Top Teachers Ineffective
Yesterday I reported that top med school docs are no healthier for patients. Today I report that even at private schools, teachers who are fully certified do not help students perform any better on math and science tests:
Data from the National Education Longitudinal Survey of 1988 (NELS:88) were used to investigate the effect of teacher licensure status on private school students’ 12th grade math and science test scores. This data includes schooling and family background information on students that can be linked to employment information on teachers. We find that, contrary to conventional wisdom, private school students of fully certified 12th grade math and science teachers do not appear to outperform students of private school teachers who are not fully certified.
My urban econ text says:
Studies have consistently shown that graduate coursework (e.g., a Master’s degree) does not affect teacher productivity.

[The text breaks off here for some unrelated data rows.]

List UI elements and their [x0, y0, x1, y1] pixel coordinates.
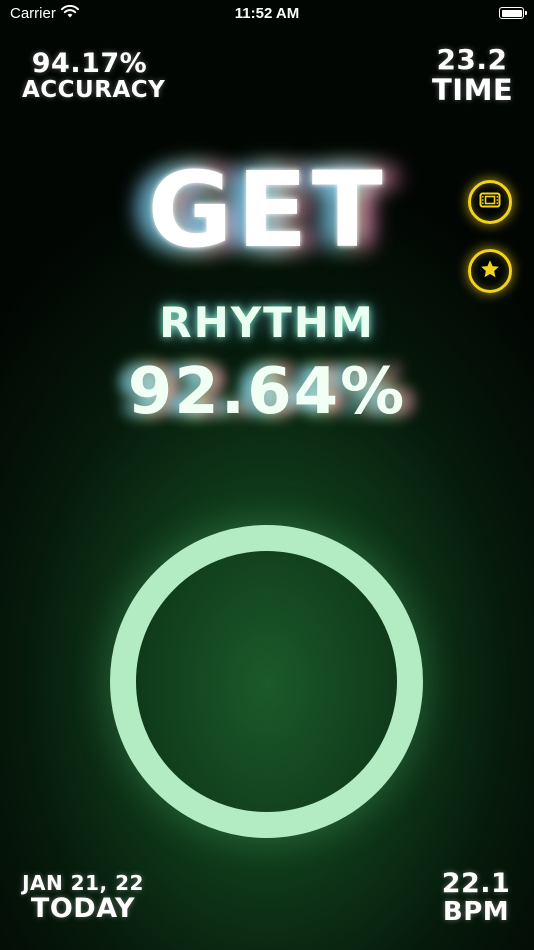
- today-date-value: JAN 21, 22: [22, 871, 144, 895]
- today-stat: JAN 21, 22 TODAY: [20, 873, 146, 922]
- time-stat: 23.2 TIME: [432, 43, 514, 107]
- tap-ring-button[interactable]: [110, 525, 423, 838]
- battery-level: [501, 9, 522, 17]
- accuracy-value: 94.17%: [31, 48, 148, 79]
- accuracy-label: ACCURACY: [22, 77, 166, 103]
- time-label: TIME: [432, 73, 514, 107]
- accuracy-stat: 94.17% ACCURACY: [22, 48, 166, 103]
- today-label: TODAY: [30, 893, 136, 924]
- bpm-value: 22.1: [441, 868, 511, 899]
- film-ticket-icon: [479, 192, 501, 212]
- bpm-label: BPM: [442, 897, 510, 927]
- star-icon: [479, 258, 501, 284]
- star-rate-button[interactable]: [468, 249, 512, 293]
- status-clock: 11:52 AM: [234, 5, 300, 22]
- film-ticket-button[interactable]: [468, 180, 512, 224]
- subtitle-text: RHYTHM: [159, 298, 375, 347]
- score-percentage: 92.64%: [127, 355, 407, 429]
- headline-text: GET: [147, 149, 387, 271]
- bpm-stat: 22.1 BPM: [440, 870, 512, 925]
- time-value: 23.2: [436, 43, 508, 76]
- status-bar: Carrier 11:52 AM: [0, 0, 534, 30]
- battery-icon: [499, 7, 527, 19]
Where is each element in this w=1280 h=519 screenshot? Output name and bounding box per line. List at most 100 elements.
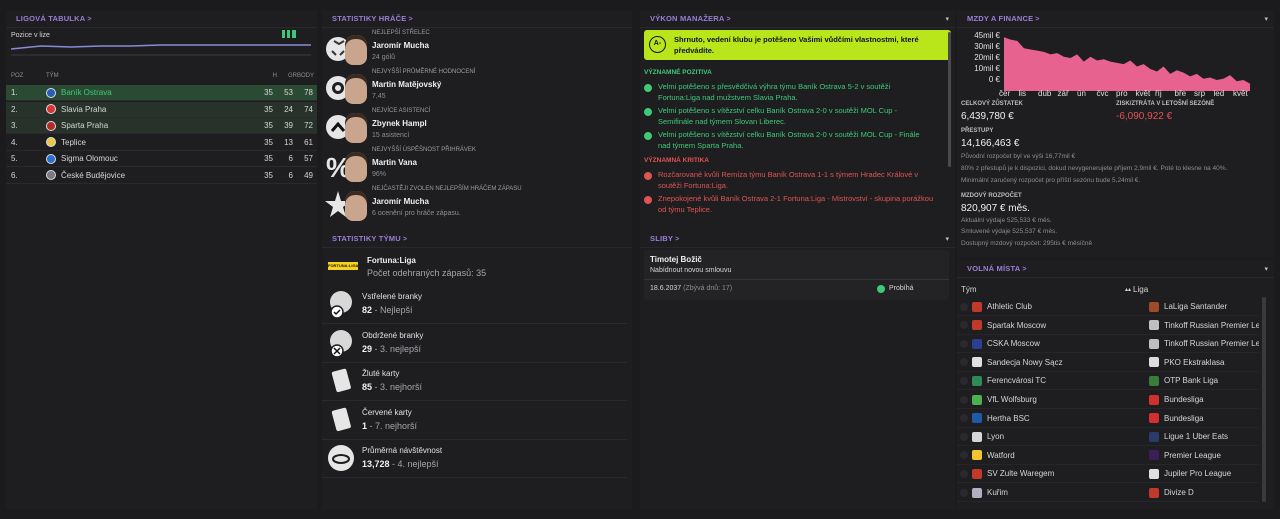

I expect patients are willing to pay more for top med school docs, and parents are willing to pay more for educated and certified teachers. And I expect that this would continue even if patients and parents knew the above results. I suspect most of the demand for teachers, doctors, and many other professionals comes from folks wanting to affiliate with certified-as-impressive people. And merely making patients healthier or making students perform better doesn’t count much toward impressiveness, relative to academia-certified impressiveness.
But folks don’t like to admit this directly; they’d rather pretend they care more than they do about other outputs. Which is why folks don’t want to hear about the above results. The media will oblige them, and so they will continue in their preferred delusions. Bet on it.
Added: James Hubbard points us to a related critique of MBA training.